Quali sono i risultati che puoi già raccontarci?

“Ma allora quando iniziamo? Quando tornerai?” Con questa frase è terminato uno dei colloqui, enunciata da una dipendente che mi aveva accolto con grande scostanza e freddezza: “Ho solo una mezz’ora e non di più”. Il colloquio è durato oltre un’ora e lei, come altri, erano visibilmente rilassati e sereni, pronti all’idea di mettere mano a quel sistema che criticano, ma che essi stessi producono. Indiscutibile lo scetticismo di alcuni, cautela e timore di altri, sicuramente interesse, curiosità e la necessità di confrontarsi. Il direttore ha posto una domanda chiave: “Ma tu come ci vedi, credi che ce la potremo fare?” che confesso, mi ha commossa. Perché in fondo in quel noi mi sono sentita inclusa. Emerge l’umiltà e la coscienza delle difficoltà in essere, nonché la responsabilità verso il cambiamento. Come CHO sono consapevole della necessità di rispettare il piano evolutivo dell’organizzazione, di non farmi e non dare illusioni, ma a mio parere “il paziente ha ottime possibilità di guarigione”.  Partendo dal presupposto che la felicità è un diritto e che siamo cablati per la socialità, abbiamo tutto ciò che serve per fare un passaggio evolutivo verso una Positive Organization. A febbraio 2020 è stato definito il budget all’interno del quale verranno progettate le prime azioni per quest’anno: primo step sarà somministrazione e condivisione della survey sul modello culturale dell’organizzazione positiva, al fine di passare la macchina fotografica dalle mie mani alle loro.

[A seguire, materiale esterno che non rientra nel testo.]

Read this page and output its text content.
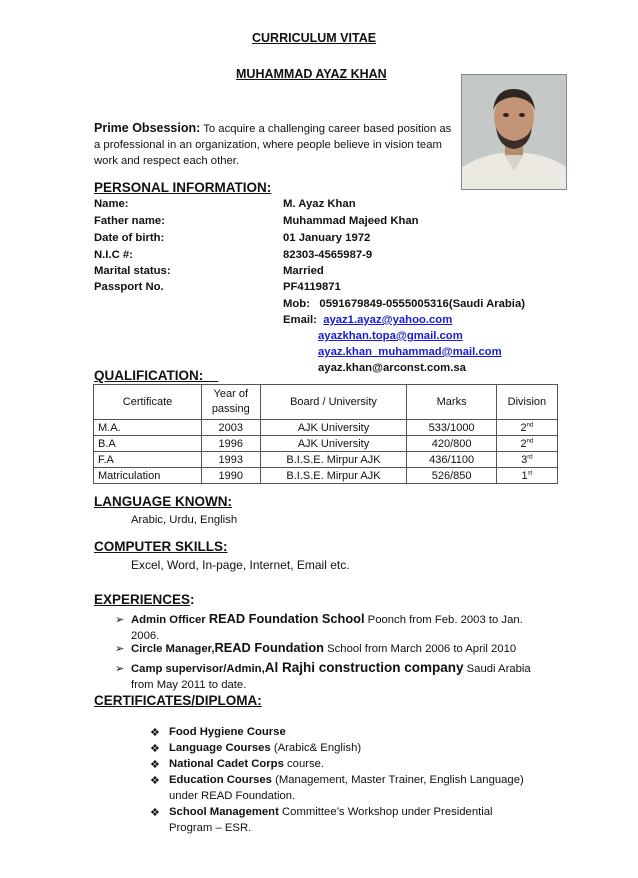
CURRICULUM VITAE
MUHAMMAD AYAZ KHAN
Prime Obsession: To acquire a challenging career based position as
a professional in an organization, where people believe in vision team
work and respect each other.
PERSONAL INFORMATION:
Name:	M. Ayaz Khan
Father name:	Muhammad Majeed Khan
Date of birth:	01 January 1972
N.I.C #:	82303-4565987-9
Marital status:	Married
Passport No.	PF4119871
Mob: 0591679849-0555005316(Saudi Arabia)
Email: ayaz1.ayaz@yahoo.com
ayazkhan.topa@gmail.com
ayaz.khan_muhammad@mail.com
ayaz.khan@arconst.com.sa
QUALIFICATION:
Certificate	Year of passing	Board / University	Marks	Division
M.A.	2003	AJK University	533/1000	2nd
B.A	1996	AJK University	420/800	2nd
F.A	1993	B.I.S.E. Mirpur AJK	436/1100	3rd
Matriculation	1990	B.I.S.E. Mirpur AJK	526/850	1st
LANGUAGE KNOWN:
Arabic, Urdu, English
COMPUTER SKILLS:
Excel, Word, In-page, Internet, Email etc.
EXPERIENCES:
➢ Admin Officer READ Foundation School Poonch from Feb. 2003 to Jan.
2006.
➢ Circle Manager,READ Foundation School from March 2006 to April 2010
➢ Camp supervisor/Admin,Al Rajhi construction company Saudi Arabia
from May 2011 to date.
CERTIFICATES/DIPLOMA:
❖ Food Hygiene Course
❖ Language Courses (Arabic& English)
❖ National Cadet Corps course.
❖ Education Courses (Management, Master Trainer, English Language)
under READ Foundation.
❖ School Management Committee’s Workshop under Presidential
Program – ESR.
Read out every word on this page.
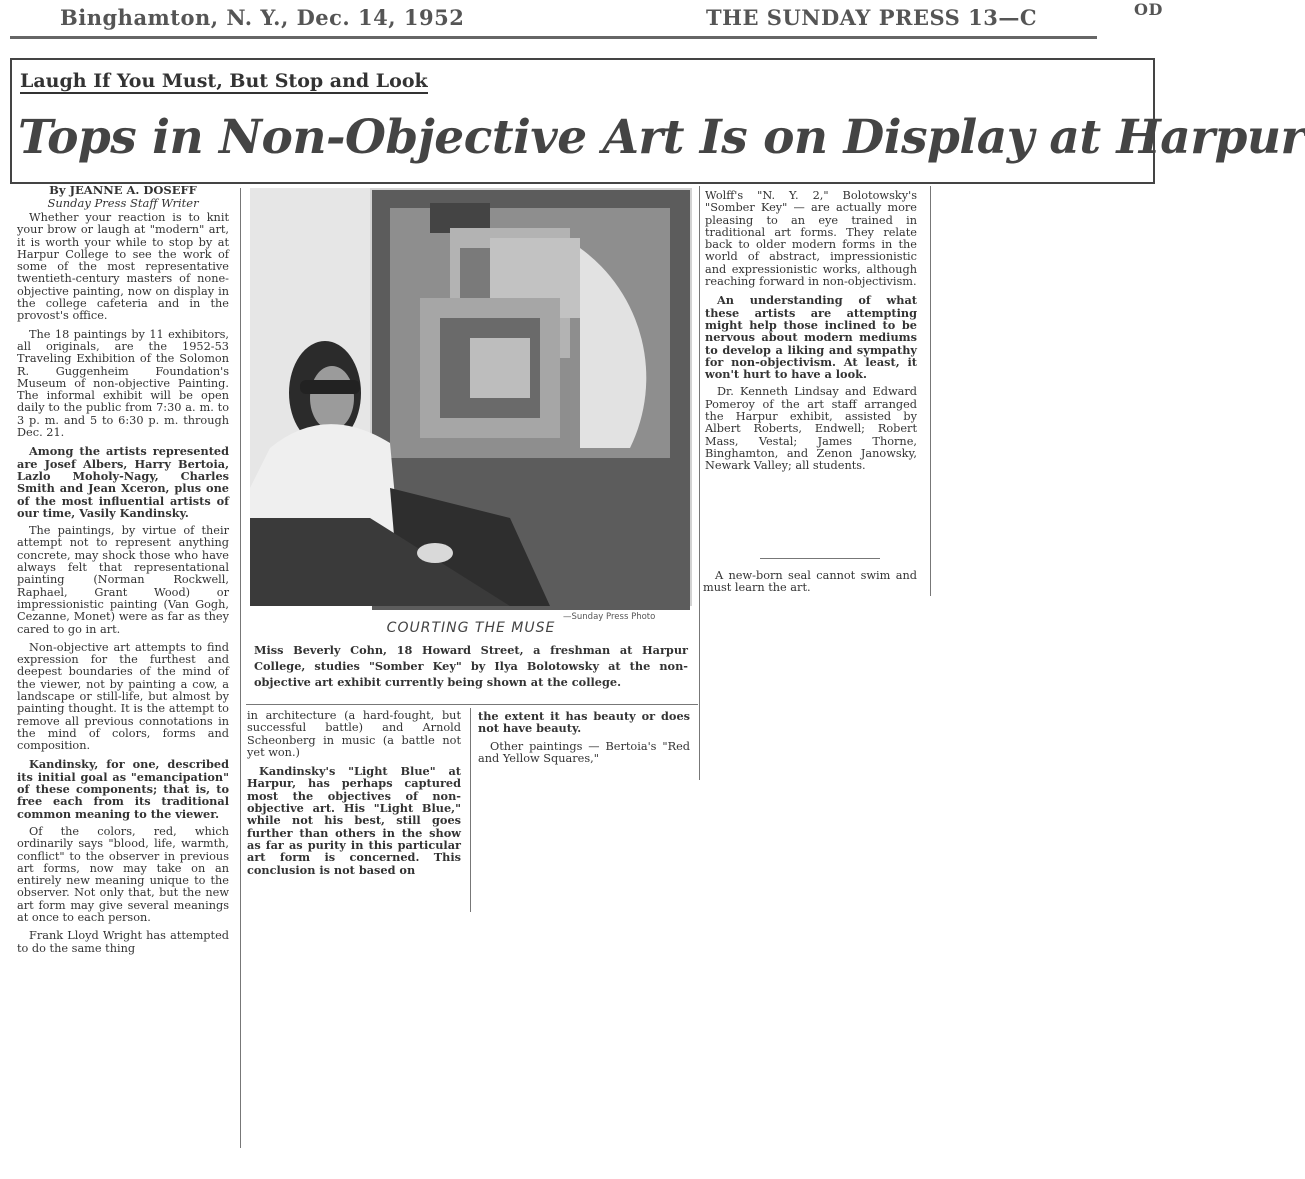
Binghamton, N. Y., Dec. 14, 1952	THE SUNDAY PRESS 13—C	OD
Laugh If You Must, But Stop and Look
Tops in Non-Objective Art Is on Display at Harpur
By JEANNE A. DOSEFF
Sunday Press Staff Writer

Whether your reaction is to knit your brow or laugh at "modern" art, it is worth your while to stop by at Harpur College to see the work of some of the most representative twentieth-century masters of none-objective painting, now on display in the college cafeteria and in the provost's office.

The 18 paintings by 11 exhibitors, all originals, are the 1952-53 Traveling Exhibition of the Solomon R. Guggenheim Foundation's Museum of non-objective Painting. The informal exhibit will be open daily to the public from 7:30 a. m. to 3 p. m. and 5 to 6:30 p. m. through Dec. 21.

Among the artists represented are Josef Albers, Harry Bertoia, Lazlo Moholy-Nagy, Charles Smith and Jean Xceron, plus one of the most influential artists of our time, Vasily Kandinsky.

The paintings, by virtue of their attempt not to represent anything concrete, may shock those who have always felt that representational painting (Norman Rockwell, Raphael, Grant Wood) or impressionistic painting (Van Gogh, Cezanne, Monet) were as far as they cared to go in art.

Non-objective art attempts to find expression for the furthest and deepest boundaries of the mind of the viewer, not by painting a cow, a landscape or still-life, but almost by painting thought. It is the attempt to remove all previous connotations in the mind of colors, forms and composition.

Kandinsky, for one, described its initial goal as "emancipation" of these components; that is, to free each from its traditional common meaning to the viewer.

Of the colors, red, which ordinarily says "blood, life, warmth, conflict" to the observer in previous art forms, now may take on an entirely new meaning unique to the observer. Not only that, but the new art form may give several meanings at once to each person.

Frank Lloyd Wright has attempted to do the same thing

—Sunday Press Photo
COURTING THE MUSE
Miss Beverly Cohn, 18 Howard Street, a freshman at Harpur College, studies "Somber Key" by Ilya Bolotowsky at the non-objective art exhibit currently being shown at the college.

in architecture (a hard-fought, but successful battle) and Arnold Scheonberg in music (a battle not yet won.)

Kandinsky's "Light Blue" at Harpur, has perhaps captured most the objectives of non-objective art. His "Light Blue," while not his best, still goes further than others in the show as far as purity in this particular art form is concerned. This conclusion is not based on

the extent it has beauty or does not have beauty.

Other paintings — Bertoia's "Red and Yellow Squares,"

Wolff's "N. Y. 2," Bolotowsky's "Somber Key" — are actually more pleasing to an eye trained in traditional art forms. They relate back to older modern forms in the world of abstract, impressionistic and expressionistic works, although reaching forward in non-objectivism.

An understanding of what these artists are attempting might help those inclined to be nervous about modern mediums to develop a liking and sympathy for non-objectivism. At least, it won't hurt to have a look.

Dr. Kenneth Lindsay and Edward Pomeroy of the art staff arranged the Harpur exhibit, assisted by Albert Roberts, Endwell; Robert Mass, Vestal; James Thorne, Binghamton, and Zenon Janowsky, Newark Valley; all students.

A new-born seal cannot swim and must learn the art.
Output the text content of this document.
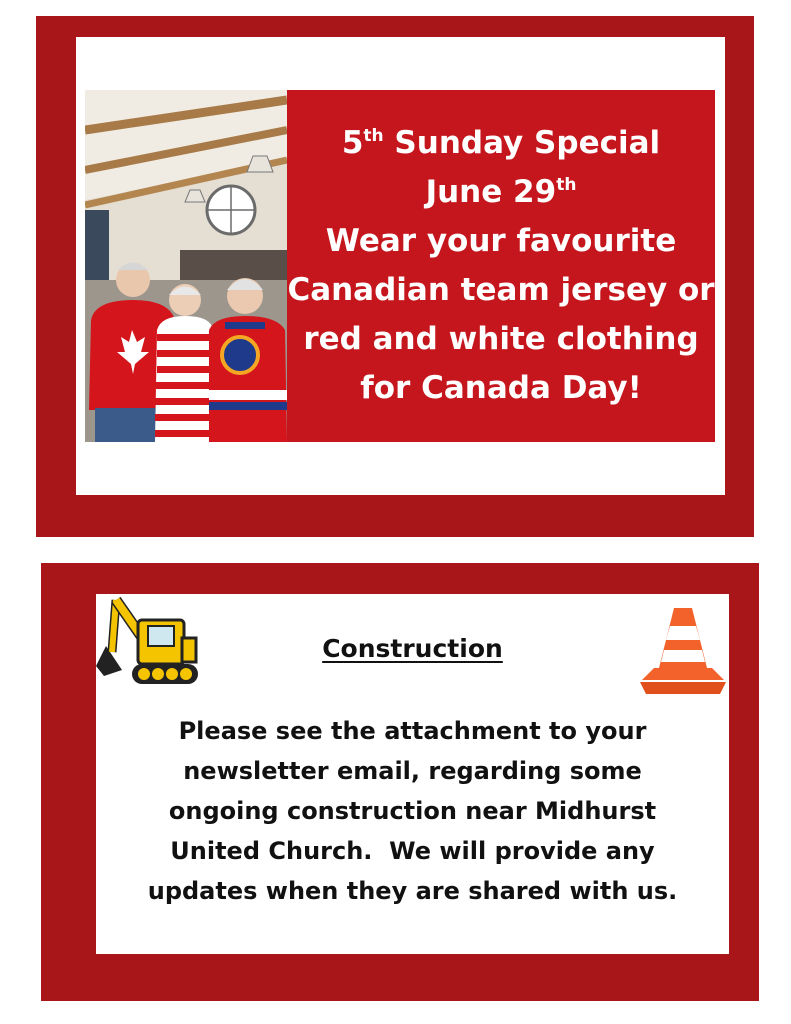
5th Sunday Special
June 29th
Wear your favourite
Canadian team jersey or
red and white clothing
for Canada Day!
Construction
Please see the attachment to your
newsletter email, regarding some
ongoing construction near Midhurst
United Church.  We will provide any
updates when they are shared with us.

E di iniziare una progettazione condivisa. 

Quali sono i prossimi passi?

La survey sulle quattro dimensioni dell’Organizzazione Positiva (Cultural Transformation, Corporate Happiness, Positive Leadership, Positive Organization) rappresenterà la base dalla quale realizzare la progettazione condivisa e la decisione riguardo ad alcune proposte:

  • Formazione sulla scienza della felicità e delle organizzazioni positive a tutta la compagine organizzativa (esclusi per il momento gli operatori)
  • Formazione sulla comunicazione ecologica, nel quale inserire il gioco e la risata
  • Coaching al direttore, braccio destro e gruppo amministrativo: sono la prima interfaccia verso anziani, familiari e operatori (cliente esterno e interno)
  • Team coaching per la progettazione di pratiche di felicità e pratiche organizzative
  • Valorizzazione delle competenze e mappatura dei ruoli/poteri/compiti
  • Mappatura stile organizzativo e mini laboratorio di comunità
  • Supervisione degli operatori e degli infermieri
  • Celebration GRID. 

Cosa vorresti raccontarci tra un anno?

Vorrei raccontarvi che stiamo entrando nelle seconda annualità di progettazione e di implementazione, che si sono creati gruppi di lavoro e di ideazioni interni, che le persone hanno iniziato ad allenare la felicità e ora la respirano nella quotidianità. E che per questo gli anziani reagiscono con grande positività. Non è Cocoon, ma nella mia esperienza ho visto cambiamenti straordinari nelle persone anziane e negli operatori proprio quando tieni costantemente presente tre aspetti: la cura, la felicità e l’adultità.